DaPiePiece commented 1 year ago

Hi,

Yes that does sound very resonable. My source on the "slowness" of cuML and sklearn being used together might have just been wrong, and if they work well together, I guess my only issue was the confision I had with whether it is possible to juggle data between the CPU and the GPU without extra work (in PyTorch, for example, you have to call a function to transfer data between devices).

Looking forward to seeing more Windows support! Cheers!

I'll leave the closing of the thread to the admins as I'm unsure whether they need to classify the feature request before closure. Feel free to close it if classifiction can be done regardless.

wphicks commented 1 year ago

My source on the "slowness" of cuML and sklearn being used together might have just been wrong, and if they work well together, I guess my only issue was the confision I had with whether it is possible to juggle data between the CPU and the GPU without extra work

You're quite right that in general using cuML and sklearn together can be slow, since you can end up with a lot of data transfer back and forth. Why it works in this case is that the CPU code essentially just orchestrates work that is entirely confined to the GPU. You don't end up with extra data transfers because the CPU doesn't need to actually access the data.

I'll leave the closing of the thread to the admins as I'm unsure whether they need to classify the feature request before closure. Feel free to close it if classifiction can be done regardless.

Thanks! I'm going to leave this open for now but note for my fellow contributors that the specific task that needs to be done is:

Alias sklearn HPO utilities into the cuML namespace and update the docstrings with clear attribution.

Either I or someone else on the team will handle that, and then we'll close from there. I may also spin off the Windows 10 support question into a separate issue.

Zekrom-7780 commented 1 year ago

@wphicks , can I pick this Issue up?

wphicks commented 1 year ago

@Zekrom-7780 That would be wonderful! Please do reach out if you have any questions on how to proceed with it.

Zekrom-7780 commented 1 year ago

@wphicks Thanks a lot, I just finished installing Rapidsai from the RAPIDS Release Selector, and I read this entire issue, and I also read your highlighted message

Alias sklearn HPO utilities into the cuML namespace and update the docstrings with clear attribution.

Could you suggest me on how to like start this, once I get an idea, I would finish this pretty quickly

wphicks commented 1 year ago

Sure! The general idea is that when we do:

from cuml import some_hpo_thing

this should return the corresponding sklearn object/class/function/... but with its docstring updated to make it clear that the imported thing is coming from sklearn. An example might look something like this:

# File: cuml/foo/__init__.py
from sklearn.foo import bar

bar.__docstring__ == f"""This class is implemented in scikit-learn and imported without modification into the cuml namespace. Please be sure to cite scikit-learn for work that makes use of this class.

{bar.__docstring__}"""

For a similar effort, you might check out this PR: https://github.com/rapidsai/cuml/pull/2645. Note that that one required us to actually pull sklearn code into cuML, which should not be required here. All we need is to import the relevant objects into the cuML namespace.

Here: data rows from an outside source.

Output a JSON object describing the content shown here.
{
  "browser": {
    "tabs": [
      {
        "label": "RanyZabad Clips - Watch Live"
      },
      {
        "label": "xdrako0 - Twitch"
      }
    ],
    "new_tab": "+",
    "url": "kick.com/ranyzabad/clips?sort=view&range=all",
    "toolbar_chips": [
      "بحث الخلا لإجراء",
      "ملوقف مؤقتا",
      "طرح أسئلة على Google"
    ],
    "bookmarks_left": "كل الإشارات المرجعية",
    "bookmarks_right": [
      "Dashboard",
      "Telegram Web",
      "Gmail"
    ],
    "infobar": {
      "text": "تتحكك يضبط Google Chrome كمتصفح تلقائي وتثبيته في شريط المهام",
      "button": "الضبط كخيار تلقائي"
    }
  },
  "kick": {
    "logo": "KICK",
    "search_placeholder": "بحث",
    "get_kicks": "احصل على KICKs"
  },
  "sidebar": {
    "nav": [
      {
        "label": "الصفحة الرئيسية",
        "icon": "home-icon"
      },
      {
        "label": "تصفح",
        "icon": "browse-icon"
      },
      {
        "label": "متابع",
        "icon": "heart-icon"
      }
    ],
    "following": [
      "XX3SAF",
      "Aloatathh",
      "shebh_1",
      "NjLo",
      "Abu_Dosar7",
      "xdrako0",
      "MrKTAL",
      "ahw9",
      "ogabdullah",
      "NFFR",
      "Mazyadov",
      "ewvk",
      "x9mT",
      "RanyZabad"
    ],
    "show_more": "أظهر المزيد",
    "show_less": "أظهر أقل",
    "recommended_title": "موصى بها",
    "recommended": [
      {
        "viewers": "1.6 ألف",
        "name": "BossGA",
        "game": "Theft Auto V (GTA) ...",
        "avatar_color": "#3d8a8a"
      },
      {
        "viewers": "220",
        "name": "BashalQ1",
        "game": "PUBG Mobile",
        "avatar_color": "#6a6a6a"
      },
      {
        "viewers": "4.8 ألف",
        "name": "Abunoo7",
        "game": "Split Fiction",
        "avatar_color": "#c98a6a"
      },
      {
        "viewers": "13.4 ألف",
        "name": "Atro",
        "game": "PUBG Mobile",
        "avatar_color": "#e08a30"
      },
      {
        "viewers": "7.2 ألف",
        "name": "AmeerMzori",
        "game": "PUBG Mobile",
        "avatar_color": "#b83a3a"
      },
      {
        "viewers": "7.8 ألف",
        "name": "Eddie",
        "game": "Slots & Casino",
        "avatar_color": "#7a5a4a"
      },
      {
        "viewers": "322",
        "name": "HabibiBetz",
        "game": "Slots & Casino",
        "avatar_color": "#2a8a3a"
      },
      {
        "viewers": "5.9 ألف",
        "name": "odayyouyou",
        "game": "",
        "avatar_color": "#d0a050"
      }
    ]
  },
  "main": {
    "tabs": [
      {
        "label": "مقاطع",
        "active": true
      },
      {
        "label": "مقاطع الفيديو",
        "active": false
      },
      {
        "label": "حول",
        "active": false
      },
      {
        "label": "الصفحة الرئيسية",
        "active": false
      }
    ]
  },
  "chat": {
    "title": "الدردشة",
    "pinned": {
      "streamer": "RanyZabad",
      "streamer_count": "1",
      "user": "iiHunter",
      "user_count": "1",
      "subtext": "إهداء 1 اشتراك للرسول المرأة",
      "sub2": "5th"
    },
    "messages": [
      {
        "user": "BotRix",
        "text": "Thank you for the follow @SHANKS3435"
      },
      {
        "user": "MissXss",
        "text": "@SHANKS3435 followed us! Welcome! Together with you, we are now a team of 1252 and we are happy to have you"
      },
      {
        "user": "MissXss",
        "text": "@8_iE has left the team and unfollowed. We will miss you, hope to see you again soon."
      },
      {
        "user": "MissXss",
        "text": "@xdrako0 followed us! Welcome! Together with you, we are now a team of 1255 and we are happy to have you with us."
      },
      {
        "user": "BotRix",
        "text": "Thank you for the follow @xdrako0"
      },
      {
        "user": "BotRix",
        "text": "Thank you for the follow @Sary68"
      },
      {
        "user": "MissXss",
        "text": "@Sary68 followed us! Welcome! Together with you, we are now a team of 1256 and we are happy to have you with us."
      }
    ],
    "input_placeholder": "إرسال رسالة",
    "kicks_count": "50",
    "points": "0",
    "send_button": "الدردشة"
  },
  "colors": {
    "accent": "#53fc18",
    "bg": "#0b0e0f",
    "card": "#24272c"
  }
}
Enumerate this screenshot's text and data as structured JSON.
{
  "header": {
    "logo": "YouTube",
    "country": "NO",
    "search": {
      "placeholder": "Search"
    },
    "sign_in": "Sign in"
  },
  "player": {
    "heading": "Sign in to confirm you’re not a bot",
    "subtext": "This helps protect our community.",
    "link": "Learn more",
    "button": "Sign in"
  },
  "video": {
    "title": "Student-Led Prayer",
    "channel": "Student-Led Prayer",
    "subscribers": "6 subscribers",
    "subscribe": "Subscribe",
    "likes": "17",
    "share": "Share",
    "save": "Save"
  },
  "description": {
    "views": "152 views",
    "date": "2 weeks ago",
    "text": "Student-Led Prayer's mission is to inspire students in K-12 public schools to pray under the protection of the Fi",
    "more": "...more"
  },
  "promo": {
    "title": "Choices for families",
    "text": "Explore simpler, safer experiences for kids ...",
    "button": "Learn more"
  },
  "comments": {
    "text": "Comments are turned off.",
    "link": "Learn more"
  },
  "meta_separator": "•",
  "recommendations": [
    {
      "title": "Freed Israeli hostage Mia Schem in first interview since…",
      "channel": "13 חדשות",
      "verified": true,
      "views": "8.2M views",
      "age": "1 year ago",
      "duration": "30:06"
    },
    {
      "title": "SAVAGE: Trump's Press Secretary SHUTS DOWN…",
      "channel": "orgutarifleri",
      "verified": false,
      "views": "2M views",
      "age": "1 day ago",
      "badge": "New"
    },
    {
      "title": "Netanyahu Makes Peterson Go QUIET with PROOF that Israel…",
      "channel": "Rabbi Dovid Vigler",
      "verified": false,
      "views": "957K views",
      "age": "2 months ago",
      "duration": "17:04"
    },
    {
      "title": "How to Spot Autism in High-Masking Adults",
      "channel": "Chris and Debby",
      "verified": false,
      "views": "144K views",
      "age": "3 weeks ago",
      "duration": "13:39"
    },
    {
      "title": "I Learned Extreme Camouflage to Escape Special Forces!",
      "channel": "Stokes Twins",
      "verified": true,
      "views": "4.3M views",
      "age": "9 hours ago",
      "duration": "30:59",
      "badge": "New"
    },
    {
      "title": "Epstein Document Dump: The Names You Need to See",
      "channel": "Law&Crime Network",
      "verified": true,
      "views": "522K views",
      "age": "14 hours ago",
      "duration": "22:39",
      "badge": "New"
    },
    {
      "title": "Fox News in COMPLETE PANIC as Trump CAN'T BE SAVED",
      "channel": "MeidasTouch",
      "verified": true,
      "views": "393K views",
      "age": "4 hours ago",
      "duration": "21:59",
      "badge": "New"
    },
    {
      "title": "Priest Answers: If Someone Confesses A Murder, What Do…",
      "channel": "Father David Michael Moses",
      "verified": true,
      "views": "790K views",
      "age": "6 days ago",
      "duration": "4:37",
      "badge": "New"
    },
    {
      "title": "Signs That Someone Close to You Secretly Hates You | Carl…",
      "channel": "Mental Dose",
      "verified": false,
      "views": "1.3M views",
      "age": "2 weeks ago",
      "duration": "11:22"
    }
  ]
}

Zekrom-7780 commented 12 months ago

Thanks a lot @wphicks for the explanation, Could you please provide guidance on where to specifically locate the code related to the explanation you provided, especially since the codebase is extensive?

I also attempted to review the PR you shared (https://github.com/rapidsai/cuml/pull/2645), but I couldn't easily pinpoint the relevant code. Can you help me to the relevant section or clarify how to find it within the large codebase?

wphicks commented 12 months ago

I can do even better than that! ;) Looks like we already started this effort here: https://github.com/rapidsai/cuml/blob/branch-23.12/python/cuml/model_selection/__init__.py#L24. For any HPO method we want available from sklearn, we'll want to do exactly the same thing. I'd pull that little string addition out into its own variable and then just add it to whatever methods you import from sklearn.